When the bad pain kicks in, now I'm not talking about the 'normal' dull ache but the sharp, breathtaking, crippling pain; when the bad pain kicks in and I have to take my strong meds I begin to panic and think this is it, this is my life, I am never out of pain. I genuinely believe I am always sick, I never leave the house, I am always in bed, I am a fun sponge, l worried that Chris will grow tired of my boring ways, I don't see the light at the end of the tunnel. I had plans on Thursday with a friend I haven't seen in a while that I had to cancel, I hated letting my friend down (again) and I resented my body being consumed by the endo beast and pandering to Frank's (my right ovary) tantrums. I felt like I didn't control my life, the endo did - I am a bystander, a spectator to my own life. On Thursday morning (needless to say) I was feeling very bluesy in the car on the drive to work. I explained my feelings to Chris and ranted about how little control I had over my own life and how I never do anything anymore. Chris simply looked over, smiled and reiterated "a lot can change in a day and a month can make a huge difference." I absorbed the words like it was the first time I had heard them and smiled knowing he was right.
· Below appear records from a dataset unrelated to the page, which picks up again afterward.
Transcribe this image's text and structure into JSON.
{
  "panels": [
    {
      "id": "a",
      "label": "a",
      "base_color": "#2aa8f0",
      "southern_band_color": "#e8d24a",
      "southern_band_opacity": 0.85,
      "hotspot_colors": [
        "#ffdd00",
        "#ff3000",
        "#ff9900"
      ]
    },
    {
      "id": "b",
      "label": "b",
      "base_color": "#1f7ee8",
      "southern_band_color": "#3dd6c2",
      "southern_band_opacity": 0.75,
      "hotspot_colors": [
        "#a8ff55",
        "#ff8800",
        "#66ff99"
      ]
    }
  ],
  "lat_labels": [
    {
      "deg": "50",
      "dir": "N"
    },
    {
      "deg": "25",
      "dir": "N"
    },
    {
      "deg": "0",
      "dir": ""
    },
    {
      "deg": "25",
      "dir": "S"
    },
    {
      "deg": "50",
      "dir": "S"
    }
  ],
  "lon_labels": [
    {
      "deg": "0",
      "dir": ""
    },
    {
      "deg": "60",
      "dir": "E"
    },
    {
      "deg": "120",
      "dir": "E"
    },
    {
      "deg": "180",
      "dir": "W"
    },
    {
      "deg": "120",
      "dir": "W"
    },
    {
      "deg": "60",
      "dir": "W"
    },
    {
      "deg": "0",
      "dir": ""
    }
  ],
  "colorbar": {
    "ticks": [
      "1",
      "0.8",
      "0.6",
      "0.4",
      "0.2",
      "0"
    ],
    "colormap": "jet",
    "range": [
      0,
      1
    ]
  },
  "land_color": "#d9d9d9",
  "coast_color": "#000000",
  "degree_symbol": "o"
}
Over the last year, in 12 simple months my life has taken so many twists and turns, I have encountered happy times, sad times, painful days, pain free days, hospital visits and holidays. I have had days, weeks and even the odd month of being restricted to bed, I have cried in frustration, I have cancelled and rescheduled countless plans, I have consumed more prescription medication than any 26 year old liver should ever have to deal with, I have broken promises that I'd be there, I have been carried physically and emotionally by my friends and family, I have spend a ridiculous number of hours fighting, pleading and thanking doctors, nurses and receptionist....But....I have also loved and been loved, I have laughed, I have danced, I made the plans I had rescheduled, I have been to Germany, I have spend weekends in Donegal, I left a job that didn't make me happy, I applied for, interviewed and got a new job, I have went on weekend walks, I have enjoyed lazy weekends when I choose to lay in bed, I have seen more of my friends and family than I ever thought possible. I have lived my life how I wanted to, I have called the shots and I have chosen the terms.
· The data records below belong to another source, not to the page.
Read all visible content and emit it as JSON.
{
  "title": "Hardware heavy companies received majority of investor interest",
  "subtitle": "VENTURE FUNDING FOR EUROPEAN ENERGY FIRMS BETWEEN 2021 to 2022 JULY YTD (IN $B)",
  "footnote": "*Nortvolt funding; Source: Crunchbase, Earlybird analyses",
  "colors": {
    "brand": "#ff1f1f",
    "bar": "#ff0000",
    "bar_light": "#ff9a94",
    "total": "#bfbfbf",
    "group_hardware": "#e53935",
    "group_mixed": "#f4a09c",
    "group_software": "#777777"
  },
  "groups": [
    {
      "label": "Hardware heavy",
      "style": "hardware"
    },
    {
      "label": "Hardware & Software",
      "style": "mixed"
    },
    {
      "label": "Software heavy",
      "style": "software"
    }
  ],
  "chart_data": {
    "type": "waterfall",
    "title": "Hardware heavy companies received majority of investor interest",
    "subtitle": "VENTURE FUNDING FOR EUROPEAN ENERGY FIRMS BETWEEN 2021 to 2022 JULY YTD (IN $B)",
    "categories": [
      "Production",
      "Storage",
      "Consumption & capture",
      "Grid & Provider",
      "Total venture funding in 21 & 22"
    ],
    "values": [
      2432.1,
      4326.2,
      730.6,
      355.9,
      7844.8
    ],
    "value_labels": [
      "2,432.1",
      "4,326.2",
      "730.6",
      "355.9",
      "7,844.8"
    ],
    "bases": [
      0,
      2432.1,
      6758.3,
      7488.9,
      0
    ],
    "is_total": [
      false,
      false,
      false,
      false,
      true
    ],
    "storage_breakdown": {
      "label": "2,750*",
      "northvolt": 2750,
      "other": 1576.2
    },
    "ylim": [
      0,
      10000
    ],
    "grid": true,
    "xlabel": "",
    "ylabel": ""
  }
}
Life with endometriosis is a constant journey; sometimes you're ahead, sometimes the mountains are easy to climb, sometimes you come to a cross road and you get to choose the path you take, sometimes the views and stops are beautiful and take your breath away, sometimes the people you meet along the way make your journey more fulfilling, enjoyable and worthwhile. But sometimes the mountains seem too tall, sometimes the terrain seems too rough, sometimes the path is twisted long and scary, sometimes there is no alternative route, sometimes the forest is dark and dense and you can't see through the shadows, sometimes the people you meet seem to only want to trip you up, they want you to fail and they intentionally obstruct your path. When times on your journey through a life with endometriosis are tough, just keep walking, keep putting one foot in front of the other, keep pushing on because a lot can change in a day and a month can make a huge difference.